She has worked out a method for recycling human corpses into fertilizer for the soil. To her, a perfect graveyard would be a park full of flowers.

“Today with the traditional burial methods that we have, we tend to affect either the ground water or the air, and no one is coming back to the soil that fed us at the beginning,” she said. “That is, perhaps, the most important thing to see if we can find the way back.”

Susanne suggests freeze-drying is a safe way for bodies to return to their roots.

In her technology, a frozen human body is shattered into pieces that turn into powder after the water evaporates. According to the scientist, the remains are fully absorbed into the soil within a year.

Over 70% of the dead are cremated in Sweden. The church controls most burials and cremations in the country, and has endorsed the idea of eco-friendly funerals.

“You come from earth, you will go back to earth,” said Swedish Lutheran priest Helge Josefsson. “It is nice.

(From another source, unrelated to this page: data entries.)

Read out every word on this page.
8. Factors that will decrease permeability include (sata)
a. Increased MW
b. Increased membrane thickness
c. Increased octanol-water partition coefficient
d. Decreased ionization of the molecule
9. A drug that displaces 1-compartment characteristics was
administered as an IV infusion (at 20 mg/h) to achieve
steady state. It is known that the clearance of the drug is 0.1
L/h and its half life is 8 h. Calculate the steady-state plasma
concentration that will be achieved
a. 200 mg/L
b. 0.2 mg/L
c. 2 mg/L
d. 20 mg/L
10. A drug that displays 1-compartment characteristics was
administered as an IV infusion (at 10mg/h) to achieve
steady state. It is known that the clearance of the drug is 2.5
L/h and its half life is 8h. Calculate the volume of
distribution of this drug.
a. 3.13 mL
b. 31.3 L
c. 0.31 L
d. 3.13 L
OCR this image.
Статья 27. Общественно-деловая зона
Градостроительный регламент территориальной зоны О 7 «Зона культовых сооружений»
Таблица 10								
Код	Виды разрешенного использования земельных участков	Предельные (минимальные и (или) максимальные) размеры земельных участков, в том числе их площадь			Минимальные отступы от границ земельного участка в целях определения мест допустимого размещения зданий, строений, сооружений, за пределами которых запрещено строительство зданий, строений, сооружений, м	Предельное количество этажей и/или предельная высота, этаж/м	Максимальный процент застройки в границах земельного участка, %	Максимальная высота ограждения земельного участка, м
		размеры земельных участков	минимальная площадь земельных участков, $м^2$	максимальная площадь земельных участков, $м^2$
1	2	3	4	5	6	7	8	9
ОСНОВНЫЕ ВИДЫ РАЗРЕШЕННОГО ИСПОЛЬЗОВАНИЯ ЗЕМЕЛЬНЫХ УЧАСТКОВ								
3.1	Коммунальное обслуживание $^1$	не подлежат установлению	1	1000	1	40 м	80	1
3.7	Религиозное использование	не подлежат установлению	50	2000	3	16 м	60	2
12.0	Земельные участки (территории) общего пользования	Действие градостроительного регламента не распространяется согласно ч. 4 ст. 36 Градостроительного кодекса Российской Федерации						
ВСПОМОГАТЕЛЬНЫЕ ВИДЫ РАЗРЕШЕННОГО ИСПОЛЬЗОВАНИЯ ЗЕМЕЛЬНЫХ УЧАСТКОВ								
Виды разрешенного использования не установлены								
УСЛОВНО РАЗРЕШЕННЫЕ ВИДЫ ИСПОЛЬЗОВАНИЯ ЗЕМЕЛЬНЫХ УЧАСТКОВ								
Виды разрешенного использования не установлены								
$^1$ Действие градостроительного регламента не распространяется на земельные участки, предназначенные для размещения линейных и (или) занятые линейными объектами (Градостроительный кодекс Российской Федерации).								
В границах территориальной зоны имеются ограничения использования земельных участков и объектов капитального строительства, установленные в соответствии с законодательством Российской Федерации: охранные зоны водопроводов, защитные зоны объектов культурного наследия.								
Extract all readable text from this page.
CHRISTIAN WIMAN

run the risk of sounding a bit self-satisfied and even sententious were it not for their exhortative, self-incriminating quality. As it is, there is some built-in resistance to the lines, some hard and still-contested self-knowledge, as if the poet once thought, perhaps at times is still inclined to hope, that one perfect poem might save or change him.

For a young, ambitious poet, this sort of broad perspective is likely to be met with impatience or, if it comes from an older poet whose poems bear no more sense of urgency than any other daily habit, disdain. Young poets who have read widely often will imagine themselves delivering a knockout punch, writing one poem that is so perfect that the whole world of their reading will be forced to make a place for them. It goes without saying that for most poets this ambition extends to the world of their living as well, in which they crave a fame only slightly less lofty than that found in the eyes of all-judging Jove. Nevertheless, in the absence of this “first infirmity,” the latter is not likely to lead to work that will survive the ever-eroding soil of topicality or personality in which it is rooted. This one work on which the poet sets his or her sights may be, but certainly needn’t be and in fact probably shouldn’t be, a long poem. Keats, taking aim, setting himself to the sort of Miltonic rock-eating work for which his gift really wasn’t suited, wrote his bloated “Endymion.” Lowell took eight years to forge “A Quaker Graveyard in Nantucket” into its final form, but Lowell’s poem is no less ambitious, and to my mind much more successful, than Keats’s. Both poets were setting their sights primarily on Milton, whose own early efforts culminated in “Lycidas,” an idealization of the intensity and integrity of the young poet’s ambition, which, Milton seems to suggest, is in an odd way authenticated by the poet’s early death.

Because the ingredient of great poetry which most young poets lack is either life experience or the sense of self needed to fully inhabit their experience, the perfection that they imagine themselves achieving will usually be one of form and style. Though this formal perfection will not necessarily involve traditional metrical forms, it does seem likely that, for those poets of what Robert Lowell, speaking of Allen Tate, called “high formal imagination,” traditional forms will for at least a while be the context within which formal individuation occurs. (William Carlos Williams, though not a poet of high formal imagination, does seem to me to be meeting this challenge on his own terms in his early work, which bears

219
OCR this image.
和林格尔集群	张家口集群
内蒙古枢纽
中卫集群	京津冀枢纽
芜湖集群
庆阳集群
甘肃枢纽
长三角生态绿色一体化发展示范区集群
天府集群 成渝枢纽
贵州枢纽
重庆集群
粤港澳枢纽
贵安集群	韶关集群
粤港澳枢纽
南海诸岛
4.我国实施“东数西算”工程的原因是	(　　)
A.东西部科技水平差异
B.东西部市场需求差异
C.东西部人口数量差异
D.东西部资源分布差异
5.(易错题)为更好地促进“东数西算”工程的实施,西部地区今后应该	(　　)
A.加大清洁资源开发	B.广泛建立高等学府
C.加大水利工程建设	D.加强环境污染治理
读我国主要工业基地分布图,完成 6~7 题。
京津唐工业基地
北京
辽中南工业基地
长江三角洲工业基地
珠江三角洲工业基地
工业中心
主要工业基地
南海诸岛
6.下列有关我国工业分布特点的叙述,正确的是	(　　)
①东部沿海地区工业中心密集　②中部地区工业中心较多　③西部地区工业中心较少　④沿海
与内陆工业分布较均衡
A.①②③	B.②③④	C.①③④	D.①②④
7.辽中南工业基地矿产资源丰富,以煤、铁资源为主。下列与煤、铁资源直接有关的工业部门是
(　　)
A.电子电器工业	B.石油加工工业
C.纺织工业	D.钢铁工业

Nice is a good word for it.”

However, there is still some red tape to plough through before eco-friendly funerals become common in Sweden.

Meanwhile, the message behind this burial method which is about supporting life appeals to many. South Koreans have already bought a license for using the method.

Still, personal beliefs could stop people from opting for this solution, which costs about the same as a cremation. The method would be unacceptable for many Orthodox Christians.

“For our church, death is like a mystery – our body will someday join our soul,” said Orthodox Priest Father Mikhail. “The ecology is not so important that we should destroy mystery in church.”

However, Susanne Wiigh-Misak has her own views on resurrection.

“The lord is almighty and we are promised a new body at the resurrection. So that’s not a problem,” she said.

The scientist calls her method a “promation”, meaning “a promise of a new life”, and there is a chance the crematoria in Sweden could be reequipped as “promatoria”.